Bale’s anorexic stunt provides the film with a great marketing hook: He is his own special effect. By the time The Machinist’s so-what conclusion limps around, however, audiences will be forgiven for thinking all the effort was for naught. Set in an oppressive, postindustrial wasteland that seems caught between the ’70s and a fascist near-future, the film concerns one Trevor Reznik (Bale), a humorless grunt eking out a meager existence in a dehumanizing factory. Every night he returns to his drab, Eastern bloc apartment to soak his pores under buzzing fluorescent light and engage in tubercular, stick-figure sex with his kindly hooker neighbor Stevie (Jennifer Jason Leigh).
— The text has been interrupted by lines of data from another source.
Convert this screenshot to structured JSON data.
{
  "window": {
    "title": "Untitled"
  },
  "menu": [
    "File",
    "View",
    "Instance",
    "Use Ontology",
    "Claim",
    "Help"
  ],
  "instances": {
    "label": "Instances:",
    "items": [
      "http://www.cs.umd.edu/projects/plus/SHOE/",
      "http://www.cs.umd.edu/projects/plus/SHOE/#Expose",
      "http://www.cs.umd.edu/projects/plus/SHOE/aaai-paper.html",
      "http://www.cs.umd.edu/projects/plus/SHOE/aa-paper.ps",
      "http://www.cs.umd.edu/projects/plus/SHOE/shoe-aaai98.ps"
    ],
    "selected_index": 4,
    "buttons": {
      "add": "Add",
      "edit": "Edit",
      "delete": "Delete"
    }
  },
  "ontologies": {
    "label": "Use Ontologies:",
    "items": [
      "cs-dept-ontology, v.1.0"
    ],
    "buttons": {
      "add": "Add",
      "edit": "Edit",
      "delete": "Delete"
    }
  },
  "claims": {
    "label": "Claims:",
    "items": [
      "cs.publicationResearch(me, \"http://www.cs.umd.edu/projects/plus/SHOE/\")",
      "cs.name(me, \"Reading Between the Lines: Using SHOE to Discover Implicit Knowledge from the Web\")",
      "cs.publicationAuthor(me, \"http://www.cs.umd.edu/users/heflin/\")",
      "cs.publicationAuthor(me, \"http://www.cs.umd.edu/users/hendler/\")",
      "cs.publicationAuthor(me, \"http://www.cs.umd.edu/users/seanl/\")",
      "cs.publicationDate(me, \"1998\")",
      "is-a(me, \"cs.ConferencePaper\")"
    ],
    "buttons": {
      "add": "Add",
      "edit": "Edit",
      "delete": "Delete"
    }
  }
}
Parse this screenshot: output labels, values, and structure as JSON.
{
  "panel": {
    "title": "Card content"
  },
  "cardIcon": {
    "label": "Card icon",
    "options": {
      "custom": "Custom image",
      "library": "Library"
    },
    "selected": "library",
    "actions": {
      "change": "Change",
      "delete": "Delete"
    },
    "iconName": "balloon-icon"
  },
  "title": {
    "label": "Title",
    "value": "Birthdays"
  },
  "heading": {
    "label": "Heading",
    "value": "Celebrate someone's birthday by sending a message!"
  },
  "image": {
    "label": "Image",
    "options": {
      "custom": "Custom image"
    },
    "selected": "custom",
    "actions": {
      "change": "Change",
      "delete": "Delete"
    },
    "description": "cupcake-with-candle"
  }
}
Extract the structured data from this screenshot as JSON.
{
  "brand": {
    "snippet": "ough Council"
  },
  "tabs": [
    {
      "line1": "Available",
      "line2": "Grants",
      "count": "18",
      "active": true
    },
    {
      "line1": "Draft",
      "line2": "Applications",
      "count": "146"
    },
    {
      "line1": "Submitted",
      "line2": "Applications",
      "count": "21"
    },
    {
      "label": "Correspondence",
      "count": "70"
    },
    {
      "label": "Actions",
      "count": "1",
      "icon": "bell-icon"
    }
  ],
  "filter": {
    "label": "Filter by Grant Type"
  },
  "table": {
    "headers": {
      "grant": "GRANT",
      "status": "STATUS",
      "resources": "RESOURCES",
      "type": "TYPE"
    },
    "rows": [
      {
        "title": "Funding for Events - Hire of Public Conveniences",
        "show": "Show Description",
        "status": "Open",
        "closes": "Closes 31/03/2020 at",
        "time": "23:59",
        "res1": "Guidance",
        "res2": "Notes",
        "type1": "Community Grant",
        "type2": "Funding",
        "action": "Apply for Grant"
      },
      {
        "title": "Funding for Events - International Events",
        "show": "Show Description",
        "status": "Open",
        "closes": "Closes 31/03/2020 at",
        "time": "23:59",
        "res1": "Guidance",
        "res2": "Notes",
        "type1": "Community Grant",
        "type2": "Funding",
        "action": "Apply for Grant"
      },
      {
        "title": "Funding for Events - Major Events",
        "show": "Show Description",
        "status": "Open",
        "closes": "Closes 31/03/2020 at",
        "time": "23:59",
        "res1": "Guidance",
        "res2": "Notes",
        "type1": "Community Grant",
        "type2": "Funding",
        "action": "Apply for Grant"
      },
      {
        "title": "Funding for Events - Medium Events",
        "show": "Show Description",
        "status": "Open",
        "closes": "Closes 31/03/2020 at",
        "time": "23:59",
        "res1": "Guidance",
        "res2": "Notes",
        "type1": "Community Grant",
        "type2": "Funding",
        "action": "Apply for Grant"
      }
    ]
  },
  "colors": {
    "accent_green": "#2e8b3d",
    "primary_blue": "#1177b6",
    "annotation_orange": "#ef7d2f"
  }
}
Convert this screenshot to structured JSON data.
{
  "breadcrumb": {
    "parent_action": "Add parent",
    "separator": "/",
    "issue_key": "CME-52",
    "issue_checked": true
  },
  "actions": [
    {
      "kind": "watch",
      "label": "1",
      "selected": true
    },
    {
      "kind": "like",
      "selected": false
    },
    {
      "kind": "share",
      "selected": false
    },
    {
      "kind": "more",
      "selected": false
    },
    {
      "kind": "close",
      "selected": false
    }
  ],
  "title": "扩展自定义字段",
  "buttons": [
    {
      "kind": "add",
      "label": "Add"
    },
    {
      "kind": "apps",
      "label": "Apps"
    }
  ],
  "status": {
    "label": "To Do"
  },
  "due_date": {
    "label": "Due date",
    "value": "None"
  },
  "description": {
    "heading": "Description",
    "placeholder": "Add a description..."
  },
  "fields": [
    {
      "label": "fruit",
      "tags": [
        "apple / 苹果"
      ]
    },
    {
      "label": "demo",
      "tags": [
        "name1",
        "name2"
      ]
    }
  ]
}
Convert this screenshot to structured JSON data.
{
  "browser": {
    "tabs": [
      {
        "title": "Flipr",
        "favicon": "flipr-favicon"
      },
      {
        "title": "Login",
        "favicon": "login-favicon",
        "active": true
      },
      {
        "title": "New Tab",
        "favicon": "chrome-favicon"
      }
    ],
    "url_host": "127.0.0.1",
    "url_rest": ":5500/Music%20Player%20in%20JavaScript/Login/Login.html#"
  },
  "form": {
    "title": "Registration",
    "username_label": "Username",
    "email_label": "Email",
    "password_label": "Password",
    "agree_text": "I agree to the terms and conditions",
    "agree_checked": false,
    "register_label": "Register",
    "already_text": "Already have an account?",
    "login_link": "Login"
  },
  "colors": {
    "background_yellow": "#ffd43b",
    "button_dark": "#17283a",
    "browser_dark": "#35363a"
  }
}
Trevor hasn’t slept for weeks, which may or may not explain the threatening Post-it notes that appear on his wall, the blood that drips from his freezer, or the fleshy, razor-toothed man he’s convinced is stalking him.
Movies about psychological crackups are generally loads of fun, at least for as long as the filmmakers can believably delay the inevitable “it’s all in his head” moment. David Cronenberg milked considerable mileage out of a delusional, stuttering Ralph Fiennes in 2002’s arty, cerebral Spider, and back in the ’70s, Roman Polanski gave us psychotic visions of severed heads bouncing around like basketballs in his wacked-out pet project The Tenant. If director Brad Anderson isn’t quite the equal of those masters — he’s more of an understudy to David Fincher on Fight Club — he at least manages to give his film a stunning, bleached-out visual scheme and a few welcome moments of macabre humor. Unfortunately, the copy of Dostoyevsky’s The Idiot that sits on Trevor’s coffee table points to more ambitious aspirations from screenwriter Scott Kosar, the same man responsible for desecrating, er, rewriting The Texas Chainsaw Massacre in 2003. No matter how muscular the performances and production design, when The Machinist’s big revelation finally comes around, it’s clear Kosar doesn’t have enough ideas to flesh out a half-hour episode of The Twilight Zone.